§ Sir Trevor Skeet
To ask the President of the Board of Trade if he will make a statement about the Government's plans for an information society initiative. 
§ Mr. Ian Taylor
The information society initiative— ISI—was launched by my right hon. Friend the President of the Board of Trade today. The initiative is a partnership between industry and Government to help improve the competitiveness of British business in the emerging information-based economy. It represents a coherent and extensive response to the challenge of information and544W communication technologies which will have a major impact on the way we do business and the way we lead our lives.
The main aim of the ISI is to encourage British companies, particularly small and medium-sized companies, to take full advantage of information and communication technologies. It will help to explain how technology can solve problems for industry and help to win new business. Electronic networks, for example, can give smaller companies access to resources and markets previously only in the domain of large corporations.

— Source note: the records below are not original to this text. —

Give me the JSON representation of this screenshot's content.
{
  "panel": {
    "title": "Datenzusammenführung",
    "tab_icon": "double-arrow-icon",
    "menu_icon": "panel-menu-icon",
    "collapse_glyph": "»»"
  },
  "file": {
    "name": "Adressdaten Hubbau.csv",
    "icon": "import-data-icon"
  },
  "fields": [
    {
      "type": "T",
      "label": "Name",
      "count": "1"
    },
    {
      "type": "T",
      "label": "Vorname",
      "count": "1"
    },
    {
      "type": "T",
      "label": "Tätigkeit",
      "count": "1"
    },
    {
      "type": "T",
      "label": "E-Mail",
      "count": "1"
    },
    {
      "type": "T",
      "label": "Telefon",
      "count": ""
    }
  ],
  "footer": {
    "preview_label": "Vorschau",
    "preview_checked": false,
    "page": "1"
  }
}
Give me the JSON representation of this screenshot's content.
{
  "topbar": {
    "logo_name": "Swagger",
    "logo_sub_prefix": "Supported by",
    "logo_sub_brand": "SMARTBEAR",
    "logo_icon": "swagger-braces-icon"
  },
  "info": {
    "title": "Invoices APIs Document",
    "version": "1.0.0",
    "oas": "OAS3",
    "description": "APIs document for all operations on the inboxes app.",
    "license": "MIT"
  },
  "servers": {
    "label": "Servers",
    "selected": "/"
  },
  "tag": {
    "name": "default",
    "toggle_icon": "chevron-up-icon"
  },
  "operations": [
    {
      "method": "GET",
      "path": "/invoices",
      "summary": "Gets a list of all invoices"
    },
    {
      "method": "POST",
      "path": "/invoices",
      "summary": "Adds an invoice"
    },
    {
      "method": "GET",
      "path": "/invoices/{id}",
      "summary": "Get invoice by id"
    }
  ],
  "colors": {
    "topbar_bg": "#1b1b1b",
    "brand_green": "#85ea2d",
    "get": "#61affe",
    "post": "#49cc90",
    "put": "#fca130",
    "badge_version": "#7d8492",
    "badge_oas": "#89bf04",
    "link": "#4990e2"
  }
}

UK industries are well placed to take advantage of the information society. We have significant strengths in communications and multimedia which put us ahead of most other European countries, but considerably more needs to be done to apply our skills, to build on our strengths and to sustain competitiveness in a tough global market-place. The ISI, in which the DTI is to invest up to £35 million over the next four years, will play a key role in achieving these objectives.
The ISI provides a comprehensive package of programmes and activities to help UK business into the information society—guidance, road shows, clubs, awards, local support centres, projects grants and technology programmes. It is based on close partnership between Government and industry, with many companies launching complementary programmes.
The campaigns will be integrated with existing DTI services, such as business links. Our specific objective will be to raise awareness and understanding of: multimedia, communications, creativity, technology transfer and technology development. Methods highlighted will include use of the Internet, E-mail, electronic data interchange—EDI—video-conferencing, simultaneous remote access to a computer, CD-ROMS for information storage and marketing, electronic commerce, home shopping and telebanking.